November 28, 2022
THIMPU – My job, as a reporter, takes me to new and exciting places. However, I do more than take in the blessings of the opportunities. My job requires me to look and see beyond what is plain and natural.
Not this time. I abandoned my “reporter’s lens” and headed out straight just to explore. This is when I truly realised how biased we can be.
It was already dark when we entered Bhutan Gate after a day of gruelling journey through the warm plains of Assam in India. I was told that we’d arrived at Jomotsangkha. In a dead town, I just saw some flickering lights.
It takes one day to travel from Phuentsholing to Jomotsangkha; two day’s journey via the east-west highway.
It was already past nine at night when we had our dinner at a community monastery. We were following a young trulku who was returning to his old monastery in Shingkhar Lauri from Paro.
Early morning, the sunrise had a sub-tropical tinge. I could hear the calls of myna birds. There was renewed energy among the travellers. Most of them were visiting their homes after decades. Attraction of towns had drawn many young people away from the villages.
By eight in the morning, we were on the road again. The road to Shingkhar Lauri begins from Langchenphu. The semi-urban gewog has a central school and is a centre of activities in the area.
After Langchenphu, it is an arduous climb through the dusty, winding roads, and steep slopes. These roads are not for amateur drivers or flashy cars.
“We remain cut off most of the time. It becomes difficult for pickup trucks and SUVs during monsoon. Landslides kill people,” said a villager with nonchalance.
I learnt that Shingkhar Lauri is not a single village. Three gewogs—Langchenphu, Serthi, and Lauri in Samdrupjongkhar and Shingkhar in Merak in Tashigang collectively make up Shingkhar Lauri.

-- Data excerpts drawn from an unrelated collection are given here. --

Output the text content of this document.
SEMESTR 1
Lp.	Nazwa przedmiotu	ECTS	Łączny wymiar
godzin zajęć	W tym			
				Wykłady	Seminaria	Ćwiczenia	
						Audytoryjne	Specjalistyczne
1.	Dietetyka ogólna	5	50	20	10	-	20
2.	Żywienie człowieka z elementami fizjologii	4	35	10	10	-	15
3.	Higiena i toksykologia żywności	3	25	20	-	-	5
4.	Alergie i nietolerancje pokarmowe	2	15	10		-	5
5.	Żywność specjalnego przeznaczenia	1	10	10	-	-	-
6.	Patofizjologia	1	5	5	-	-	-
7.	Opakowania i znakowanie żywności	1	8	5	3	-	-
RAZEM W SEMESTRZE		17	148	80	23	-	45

Phaju Gonpa in Lauri gewog shares border with Merak in Tashigang. It is said that most of the residents from Phaju Gonpa moved to lower parts of Lauri, Serthi, and Langchenphu.
I stayed most of my journey at Phagchok in Serthi gewog. The place is located on a hilltop and has a picturesque view over other valleys. During three days of celebration, I got to observe the varied cultures—Ache Lhamo dance, especially.
I realised that although we are accustomed to separate nature and human perception into two realms, they are, in fact, indivisible. “Landscape is the work of the mind. Its scenery is built as much from strata of memory as from layers of work,” said some wise person.
Here, people wake up before the early calls of the Blue-whistling Thrush. Men here wear white and grow long hair. Women ensure that everyone is provided for during retreats.
Peling and Dudjom Tersar traditions are widely practiced in the region.
They grow sweet buckwheat, maize, and other grains. Bokpi, dough made from maize or buckwheat flour, is a special cuisine. It is served with steamed radish leaves or spinach.
Shingkhar Lauri is located in the mountains that are the citadels of local deities—Aum Jomo, her daughter Ani Uni, and her warrior, Drekpa Wangdi, whom residents call Memey.
Tshen-chen Drekpa Wangdi is the kelha (birth deity) for people born in the region.
Even the name Jomotsangkha is derived from the legends of Ama Jomo. Jomri, a river that flows below the villages is named after Ama Jomo.
Here, I found near-total contentment. But it is an unfair statement; young people in this region have realised it. There are visible signs of rapid rural-urban migration.
The wind of change is blowing; Bhutanese villages are changing, fast.